Our primary capital needs are seasonal working capital obligations, debt repayment obligations and other general corporate initiatives, including acquisitions, opening new sales centers, dividend payments and share repurchases. Our primary working capital obligations are for the purchase of inventory, payroll, rent, other facility costs and selling and administrative expenses. Our working capital obligations fluctuate during the year, driven primarily by seasonality and the timing of inventory purchases. Our primary sources of working capital are cash from operations supplemented by bank borrowings, which have historically been sufficient to support our growth and finance acquisitions. We have funded our capital expenditures and share repurchases in substantially the same manner.
We prioritize our use of cash based on investing in our business, maintaining a prudent capital structure, including a modest amount of debt, and returning cash to our shareholders through dividends and share repurchases. Our specific priorities for the use of cash are as follows:
capital expenditures primarily for maintenance and growth of our sales center network, technology-related investments and fleet vehicles;
inventory and other operating expenses;
strategic acquisitions executed opportunistically;
payment of cash dividends as and when declared by our Board;
repayment of debt to maintain an average total target leverage ratio (as defined below) between 1.5 and 2.0; and
discretionary repurchases of our common stock under our Board-authorized share repurchase program.
We focus our capital expenditure plans based on the needs of our sales centers. Our capital spending primarily relates to leasehold improvements, delivery and service vehicles and information technology. In recent years, we have increased our investment in technology and automation enabling us to operate more efficiently and better serve our customers.

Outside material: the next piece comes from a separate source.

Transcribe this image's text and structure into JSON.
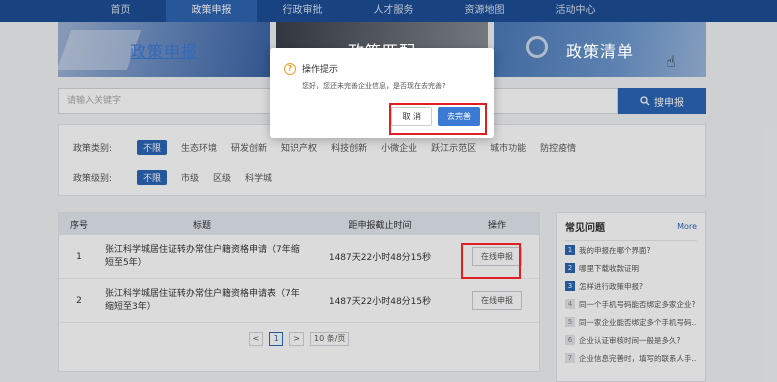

Historically, our capital expenditures have averaged roughly 1.0% of net sales. Capital expenditures were 1.1% of net sales in 2023 and 0.7% of net sales in 2022 and 2021. In 2022 and 2021, our capital expenditures as a percentage of net sales were lower than our historical average due to our significant sales growth in those years. Based on management’s current plans, we project capital expenditures for 2024 will be 1.0% to 1.5% of net sales.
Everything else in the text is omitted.